I completely understand that it's ok to use a loss function different from the evaluation metric. For example, accuracy isn't computationally feasible to optimize directly since it's not differentiable. So instead I could choose to minimize, say, the hinge loss plus regularization in a soft SVM, in the hope that the result will also have a decent accuracy.

However, I don't understand how this argument carries over to the (more common) case when the evaluation metric isn't symmetric in the classes.

Depending on the cost of each type of mis-classification, and the baseline probability of each class, we normally choose an appropriate evaluation metric (something like expected cost of error), which usually puts greater emphasis on one type of mistake than the other (otherwise we'd never look at ROC or PR curves, and just use accuracy every time). However, the training process is usually based on a loss function that is symmetric in the classes (e.g., cross-entropy or hinge loss or MSE etc. plus some regularization terms).

Example: in a binary classification case, suppose the baseline probabilities are the same, but type I error is much more costly than type II error.
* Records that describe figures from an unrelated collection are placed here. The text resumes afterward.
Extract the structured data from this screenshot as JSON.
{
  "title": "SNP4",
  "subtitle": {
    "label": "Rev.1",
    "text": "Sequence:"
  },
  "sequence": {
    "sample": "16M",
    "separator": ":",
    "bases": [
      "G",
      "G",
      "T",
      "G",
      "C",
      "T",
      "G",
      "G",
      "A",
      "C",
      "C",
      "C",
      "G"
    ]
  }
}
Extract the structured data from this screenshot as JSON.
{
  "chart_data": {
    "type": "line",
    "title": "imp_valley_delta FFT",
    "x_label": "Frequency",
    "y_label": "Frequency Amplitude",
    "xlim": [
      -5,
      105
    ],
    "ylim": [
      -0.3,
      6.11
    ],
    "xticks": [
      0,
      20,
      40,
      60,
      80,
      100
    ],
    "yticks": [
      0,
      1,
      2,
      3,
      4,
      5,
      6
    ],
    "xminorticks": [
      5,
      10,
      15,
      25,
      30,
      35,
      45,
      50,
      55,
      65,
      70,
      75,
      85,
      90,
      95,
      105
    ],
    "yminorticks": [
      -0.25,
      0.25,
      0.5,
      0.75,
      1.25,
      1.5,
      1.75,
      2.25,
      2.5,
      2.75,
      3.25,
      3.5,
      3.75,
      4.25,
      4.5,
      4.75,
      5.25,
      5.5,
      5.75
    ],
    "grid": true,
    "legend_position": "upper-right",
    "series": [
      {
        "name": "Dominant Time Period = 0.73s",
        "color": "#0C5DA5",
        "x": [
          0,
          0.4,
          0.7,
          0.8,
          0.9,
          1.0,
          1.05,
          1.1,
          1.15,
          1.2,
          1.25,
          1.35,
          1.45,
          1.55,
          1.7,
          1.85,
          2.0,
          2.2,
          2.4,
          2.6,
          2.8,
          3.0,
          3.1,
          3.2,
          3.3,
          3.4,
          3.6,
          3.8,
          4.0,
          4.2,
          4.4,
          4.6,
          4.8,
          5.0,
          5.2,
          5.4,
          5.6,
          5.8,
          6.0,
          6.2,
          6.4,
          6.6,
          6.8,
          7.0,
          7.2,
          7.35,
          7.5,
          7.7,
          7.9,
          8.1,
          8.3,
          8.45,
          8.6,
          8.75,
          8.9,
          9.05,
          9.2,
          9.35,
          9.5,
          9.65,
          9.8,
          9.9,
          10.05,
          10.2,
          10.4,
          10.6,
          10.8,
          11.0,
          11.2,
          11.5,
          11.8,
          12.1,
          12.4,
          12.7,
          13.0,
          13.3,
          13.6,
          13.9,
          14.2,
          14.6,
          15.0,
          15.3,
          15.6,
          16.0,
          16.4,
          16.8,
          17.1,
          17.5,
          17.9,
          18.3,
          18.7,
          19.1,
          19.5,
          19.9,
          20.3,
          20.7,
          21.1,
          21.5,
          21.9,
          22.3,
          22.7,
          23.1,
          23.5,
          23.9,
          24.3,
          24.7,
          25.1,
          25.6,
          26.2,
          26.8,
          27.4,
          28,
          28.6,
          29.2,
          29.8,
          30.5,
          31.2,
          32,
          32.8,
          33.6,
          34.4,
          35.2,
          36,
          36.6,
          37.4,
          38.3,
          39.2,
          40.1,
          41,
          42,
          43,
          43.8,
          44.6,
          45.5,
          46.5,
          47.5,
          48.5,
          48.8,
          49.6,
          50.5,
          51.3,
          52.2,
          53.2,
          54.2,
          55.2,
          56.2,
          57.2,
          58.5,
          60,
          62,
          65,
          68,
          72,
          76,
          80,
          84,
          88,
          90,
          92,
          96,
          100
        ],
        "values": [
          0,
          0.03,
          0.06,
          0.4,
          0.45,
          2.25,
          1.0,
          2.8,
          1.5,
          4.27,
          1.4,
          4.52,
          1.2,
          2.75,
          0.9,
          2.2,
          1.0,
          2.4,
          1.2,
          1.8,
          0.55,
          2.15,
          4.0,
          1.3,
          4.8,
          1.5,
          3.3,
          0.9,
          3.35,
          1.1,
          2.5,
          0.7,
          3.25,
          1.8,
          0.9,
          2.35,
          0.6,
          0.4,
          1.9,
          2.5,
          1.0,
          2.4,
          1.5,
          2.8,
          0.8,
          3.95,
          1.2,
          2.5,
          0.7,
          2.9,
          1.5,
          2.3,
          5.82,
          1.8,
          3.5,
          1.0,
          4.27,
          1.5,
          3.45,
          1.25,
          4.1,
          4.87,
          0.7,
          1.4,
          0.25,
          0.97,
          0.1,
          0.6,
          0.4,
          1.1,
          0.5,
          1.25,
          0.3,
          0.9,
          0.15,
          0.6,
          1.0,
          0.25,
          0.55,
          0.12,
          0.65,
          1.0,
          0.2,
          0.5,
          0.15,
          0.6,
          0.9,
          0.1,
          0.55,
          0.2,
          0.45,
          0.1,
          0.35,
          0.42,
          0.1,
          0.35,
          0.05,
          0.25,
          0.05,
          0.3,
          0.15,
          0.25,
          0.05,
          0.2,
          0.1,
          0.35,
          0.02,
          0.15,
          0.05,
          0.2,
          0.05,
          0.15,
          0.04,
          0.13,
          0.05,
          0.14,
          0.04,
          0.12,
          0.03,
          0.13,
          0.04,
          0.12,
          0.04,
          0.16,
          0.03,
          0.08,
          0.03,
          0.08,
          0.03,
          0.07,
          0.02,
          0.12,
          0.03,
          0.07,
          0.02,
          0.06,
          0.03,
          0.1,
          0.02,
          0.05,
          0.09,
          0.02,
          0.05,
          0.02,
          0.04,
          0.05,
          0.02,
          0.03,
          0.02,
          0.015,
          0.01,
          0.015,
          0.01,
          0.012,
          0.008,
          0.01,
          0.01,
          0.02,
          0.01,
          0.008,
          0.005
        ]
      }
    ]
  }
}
So I choose an evaluation metric that heavily penalizes false positives. However, when I train a learner (be it ANN or RF or SVM or logistic regression), the training process is completely oblivious to this fact, and tries equally hard to fit each example, regardless of whether the target class is positive or negative. Sure, after the training finishes, I get to choose the threshold for converting the numeric output into a class label. But this is just a single degree of freedom out of the dozens or hundreds degrees of freedom that the learner had during training. I would think the choice of the threshold, while helpeful, can't possibly compensate for the inconsistent incentive provided to the learner during the training.

What am I missing? Why, in the standard machine learning practice, we don't modify the loss functions (e.g., by weighting) to better reflect the evaluation metric?